Introduction: Follicular size at administration of recombinant human chorionic
gonadotropin (rHCG) and timing and duration of GnRh ant. administration, are amongst
the several factors that may affect the success of GnRH ant. protocol, however, their
optimal characteristics are controversial.
Aim: To find the factors that affect the success rate of GnRH
ant. protocol in in- vitro- fertilization(IVF) treatment.
Materials and Methods: Retrospective cohort study. 181 patients who underwent
IVF cycle in 293 cycles in GnRH ant. protocol in the years 2011-2013.Factors estimated: duration
of antagonist, estradiol (E2), progesterone, leading follicle size at
antagonist start and at time of rHCG. Main outcomes: number of eggs, embryo
quality and pregnancy rate.
Results: Mean age was 34.8
± 6 years, primary and secondary infertility rate of 38% and 62% respectively.

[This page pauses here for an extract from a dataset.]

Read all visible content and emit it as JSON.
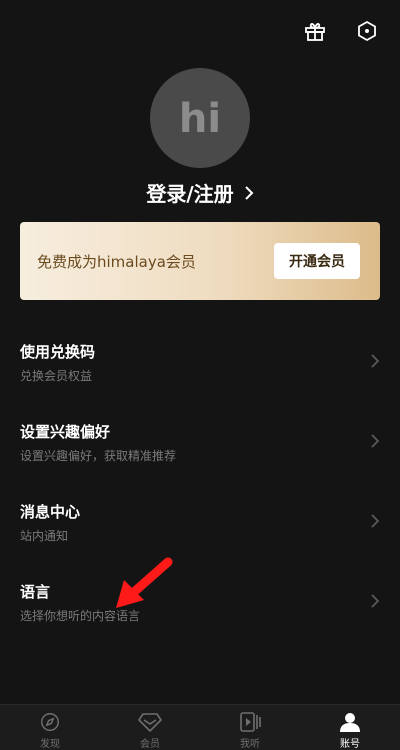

Maximum follicular size mean was 19±1.4mm; mean egg number was 7.5 ± 5.4, and
mean best embryo grade 3±0.5. Factors affected numbers of eggs were
E2 level and leading follicle at day of antagonist. Follicular diameter size at day of rHCG,
affected the embryo quality and optimal
follicle size was less than 18
mm. Only age, number and quality of embryo were found as
predictors of pregnancy
Conclusion: E2 level and leading follicle size at the day of
antagonist start are predictors for the number of eggs as well as follicle
maximal size and type of medication. Only age, number and quality of embryo
were found as predictors of pregnancy.